The good news with regard to chipping with your hybrid club is that you don’t need to learn any complicated techniques in order to get good results from this method. In fact, you are basically going to copy a technique that you already have in place – your putting stroke.

The idea here is to use your putting stroke technique while holding your hybrid club in order to pop the ball quickly into the air and up onto the green.

As a bit of a refresher, there are a couple of key elements which are hopefully already in place in your putting stroke.

For one thing, you don’t want to be using your hands actively. Your hands hold onto the club, of course, but it is your shoulders that do the work of moving the club back and through.

In addition, you want to keep your head very still during the stroke, to make it as easy as possible to achieve a clean strike on the sweet spot.

Bringing together quiet hands with a steady head position should lead to nice results, whether you are putting or playing chip shots with your hybrid.

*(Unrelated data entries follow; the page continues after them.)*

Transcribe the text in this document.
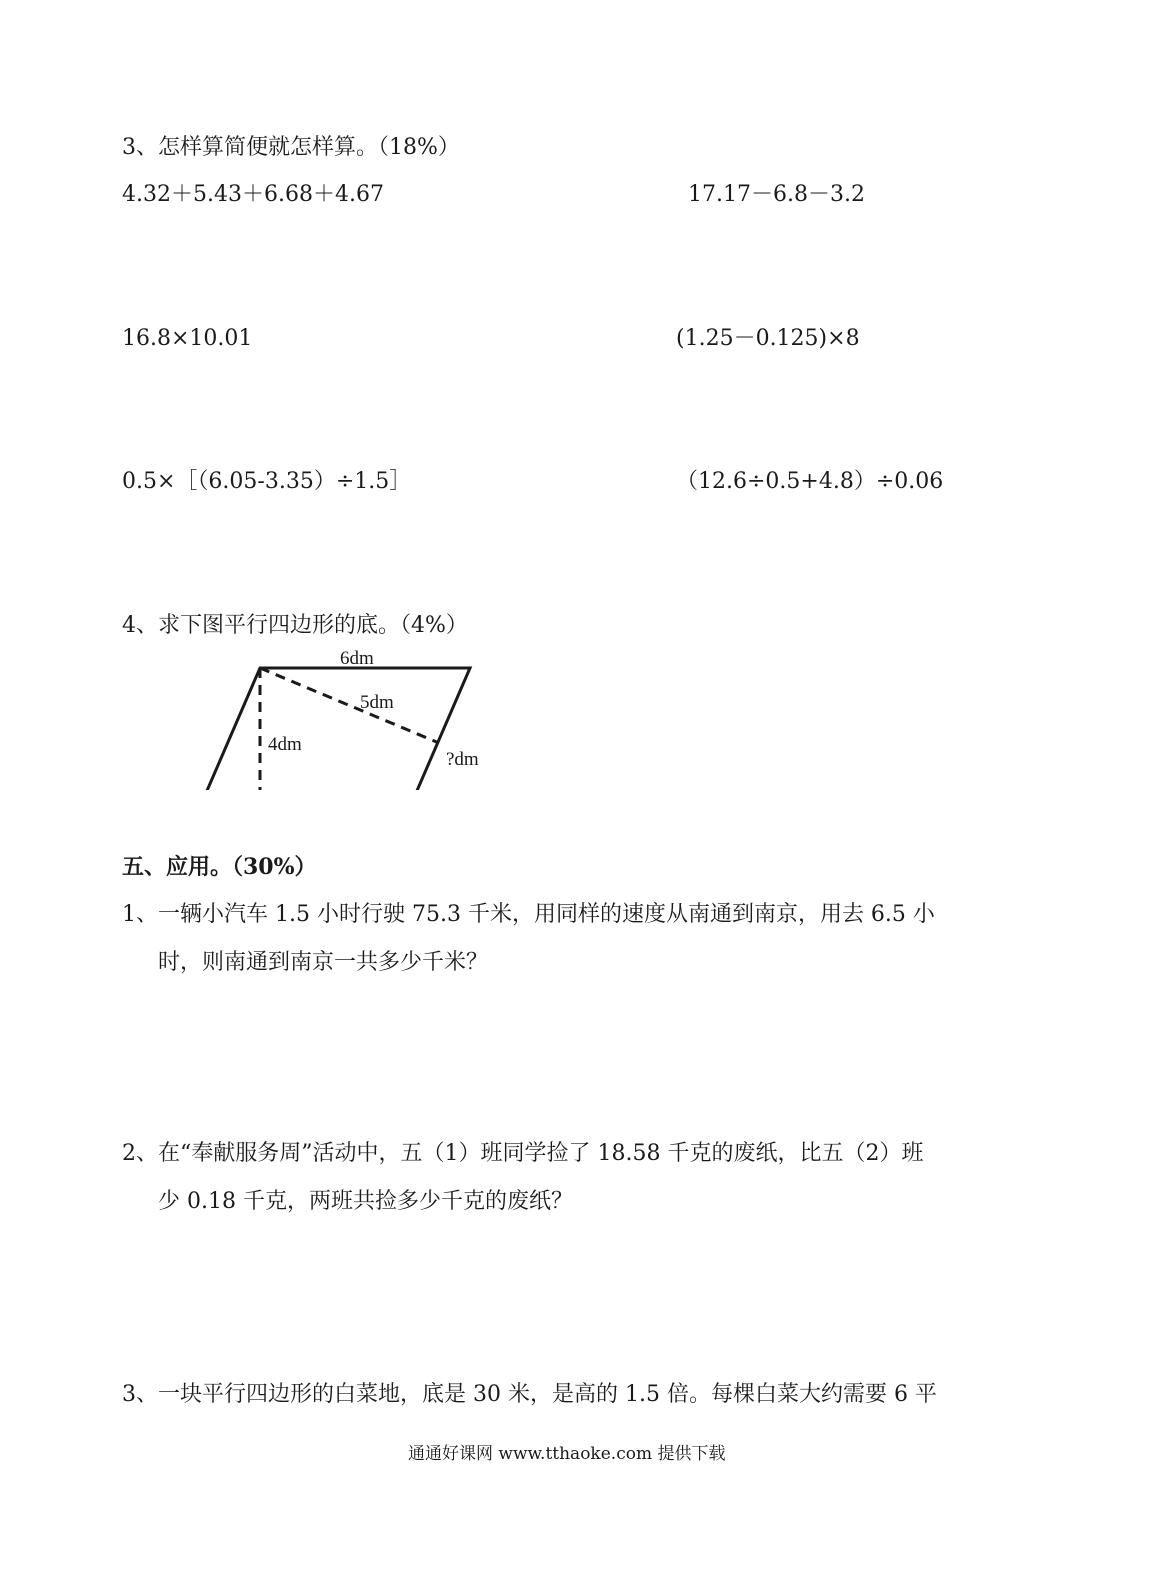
3、怎样算简便就怎样算。（18%）
4.32＋5.43＋6.68＋4.67	17.17－6.8－3.2
16.8×10.01	(1.25－0.125)×8
0.5×［（6.05-3.35）÷1.5］	（12.6÷0.5+4.8）÷0.06
4、求下图平行四边形的底。（4%）
6dm
5dm
4dm
?dm
五、应用。（30%）
1、一辆小汽车 1.5 小时行驶 75.3 千米，用同样的速度从南通到南京，用去 6.5 小
时，则南通到南京一共多少千米？
2、在“奉献服务周”活动中，五（1）班同学捡了 18.58 千克的废纸，比五（2）班
少 0.18 千克，两班共捡多少千克的废纸？
3、一块平行四边形的白菜地，底是 30 米，是高的 1.5 倍。每棵白菜大约需要 6 平
通通好课网 www.tthaoke.com 提供下载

While the technique is simple, you do need to work on this shot in practice before you use it on the course.

Why? Distance control!

The ball is going to come off the face of your hybrid quite quickly, and you’ll struggle to hit your shots the right distance at first. It will take a little bit of work in practice to get used to how these shots react coming off the club.

In time, you’ll get comfortable with the distance control element, and the hybrid chip will become an important part of your short game.

Are you ever going to play the majority of your chip shots with your hybrid club? Of course not.

You may find quite a few opportunities to use this shot, however, so it’s certainly worth having in the bag.

Get to work on it sometime soon and add yet another option to your growing list of short game skills.